In the 18-plus years Mason Lowe has played in Seattle bands, he’s noticed an interesting correlation between the price of electric guitars and the general popularity of rock music. Ten years ago, Lowe couldn’t afford the apple of his eye, a white Fender Stratocaster. Today he could buy several. Not because he became a rich rock star, but because right now fewer musicians are trying to become one. That narrower playing field might be one reason why his current band—band number eight—is blowing up.
Bread & Butter play pitch-perfect, ’70s-inspired feel-good rock ’n’ roll. In 2018 it is, in a way, a niche. In a time when pop and hip-hop dominate mainstream culture, playing rock music seems once again an act of rebellion. Or at least an act of pure joy: On a balmy Saturday night in late March, B&B are capping their recent West Coast tour with a homecoming show at the Clock-Out Lounge surrounded by friends and family. The vibe inside the new Beacon Hill venue is appropriately warm and loose and affectionate. Later there will be impromptu line dancing in the pit and people in banana costumes on stage.
The members of Bread & Butter—Lowe on drums, Shane Herrell on vocals and bass, and Ryan Kraft and Lars Swenson on guitars—have seen enthusiasm for rock music ebb and flow over the years.
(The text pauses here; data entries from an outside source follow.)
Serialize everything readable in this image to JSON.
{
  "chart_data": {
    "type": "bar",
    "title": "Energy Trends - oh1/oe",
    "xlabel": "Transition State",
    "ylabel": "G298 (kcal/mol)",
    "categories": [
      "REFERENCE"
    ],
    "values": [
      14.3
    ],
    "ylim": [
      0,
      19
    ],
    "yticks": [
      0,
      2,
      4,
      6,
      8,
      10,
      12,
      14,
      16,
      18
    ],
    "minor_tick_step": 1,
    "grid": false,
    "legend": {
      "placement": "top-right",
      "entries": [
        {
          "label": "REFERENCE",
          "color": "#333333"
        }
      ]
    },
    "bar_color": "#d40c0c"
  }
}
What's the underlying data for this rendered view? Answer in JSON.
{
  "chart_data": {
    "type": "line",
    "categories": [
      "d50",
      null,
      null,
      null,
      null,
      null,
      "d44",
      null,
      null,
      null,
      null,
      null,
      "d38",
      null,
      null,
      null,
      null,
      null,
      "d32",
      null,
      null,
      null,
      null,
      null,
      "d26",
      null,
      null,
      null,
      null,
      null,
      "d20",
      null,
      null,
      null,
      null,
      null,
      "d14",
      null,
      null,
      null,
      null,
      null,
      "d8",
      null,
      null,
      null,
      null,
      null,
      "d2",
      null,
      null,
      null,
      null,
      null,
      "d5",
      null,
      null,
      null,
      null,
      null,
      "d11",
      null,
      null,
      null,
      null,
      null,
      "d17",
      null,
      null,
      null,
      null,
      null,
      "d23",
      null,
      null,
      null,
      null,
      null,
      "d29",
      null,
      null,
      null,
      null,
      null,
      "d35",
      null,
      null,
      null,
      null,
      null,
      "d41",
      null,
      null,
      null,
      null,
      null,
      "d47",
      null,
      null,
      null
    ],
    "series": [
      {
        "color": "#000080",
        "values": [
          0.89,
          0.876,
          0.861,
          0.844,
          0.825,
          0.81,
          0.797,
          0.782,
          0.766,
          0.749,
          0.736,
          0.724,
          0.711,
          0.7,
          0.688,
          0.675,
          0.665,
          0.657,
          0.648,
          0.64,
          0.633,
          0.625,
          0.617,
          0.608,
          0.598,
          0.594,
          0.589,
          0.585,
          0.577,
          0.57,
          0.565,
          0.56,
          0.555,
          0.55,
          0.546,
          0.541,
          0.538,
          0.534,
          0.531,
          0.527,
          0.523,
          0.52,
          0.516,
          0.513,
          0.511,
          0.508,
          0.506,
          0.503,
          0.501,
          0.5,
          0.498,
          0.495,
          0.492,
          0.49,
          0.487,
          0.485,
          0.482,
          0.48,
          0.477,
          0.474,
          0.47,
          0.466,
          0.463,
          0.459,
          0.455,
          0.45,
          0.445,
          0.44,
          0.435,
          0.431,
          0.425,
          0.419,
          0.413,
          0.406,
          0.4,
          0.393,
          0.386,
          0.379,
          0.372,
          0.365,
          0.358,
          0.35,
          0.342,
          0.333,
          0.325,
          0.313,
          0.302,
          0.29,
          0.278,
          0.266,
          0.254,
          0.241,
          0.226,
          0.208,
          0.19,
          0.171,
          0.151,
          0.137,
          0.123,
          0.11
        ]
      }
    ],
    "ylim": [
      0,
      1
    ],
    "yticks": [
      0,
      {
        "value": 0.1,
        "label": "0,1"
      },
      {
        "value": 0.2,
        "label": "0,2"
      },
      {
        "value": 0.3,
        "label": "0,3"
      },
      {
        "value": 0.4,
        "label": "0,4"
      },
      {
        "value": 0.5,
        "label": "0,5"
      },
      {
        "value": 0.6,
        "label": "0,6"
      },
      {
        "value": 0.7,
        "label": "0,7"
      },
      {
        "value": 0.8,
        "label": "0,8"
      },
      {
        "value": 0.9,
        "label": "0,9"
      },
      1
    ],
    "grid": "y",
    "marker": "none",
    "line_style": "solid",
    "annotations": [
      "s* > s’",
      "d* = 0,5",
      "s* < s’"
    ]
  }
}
B&B formed in 2015 and they believe the city is still a great place to be a rock band, especially once you begin to recognize the efforts of other dedicated musicians. “You see the same people for years and there’s a kinship that happens,” Herrell says. “You appreciate each other even if you don’t necessarily like their music.” Such kinship and appreciation are the building blocks of not only a scene but a way of life.
Swenson recalls a truism his grandmother told him when he was a kid: “If you play music, you’ll always have friends.” In her youth, if people wanted to hear music at home, someone had to know how to play the piano. Generations later, people still gather around music, as social groups still crave the communal concert experience. That’s the scene at the Clock-Out as B&B’s choogle-rocking brethren in Head Band are about to start the show.
“Live music has become more important in an Internet era because people still want that experience,” says Head Band singer-guitarist Justin Deary. “Recorded music has gone to streaming and that’s like listening to the radio.” His Head Bandmates—Jan Norberg (vocals/guitar), Justin Schwartz (vocals/drums) and Alex Kent (bass)—agree.
With these guys, if there’s a place for recorded music, it’s on vinyl. Head Band’s sole release is a Coke-bottle-green 7” that came out earlier this year on San Diego-based Thrill Me Records. Described by the band as a “double A-side” (it literally has Side A and Side AA), it features a pair of big, hand-waving guitar-rock anthems, “Mountain Time” and “Blown Away,” quintessential songs that define the band’s sound. Bread & Butter finally made their BandCamp-released eponymous debut available in physical form in early 2017; the “butter yellow” vinyl sold out fast, but plain-old black is still available. RIYL: vintage Tom Petty, early Aerosmith, inexpensive beer and walking barefoot in the grass on a hot summer day.
Back at the Clock-Out, here’s Head Band charging through their opening set with Bread & Butter cheering them on from the floor. There’s Norberg loaning Swenson his guitar after Swenson broke a string during a solo. The dance floor in front of the stage swarms with friends and strangers dancing and carrying on. If this is a niche, it’s one pretty much anybody can fit into.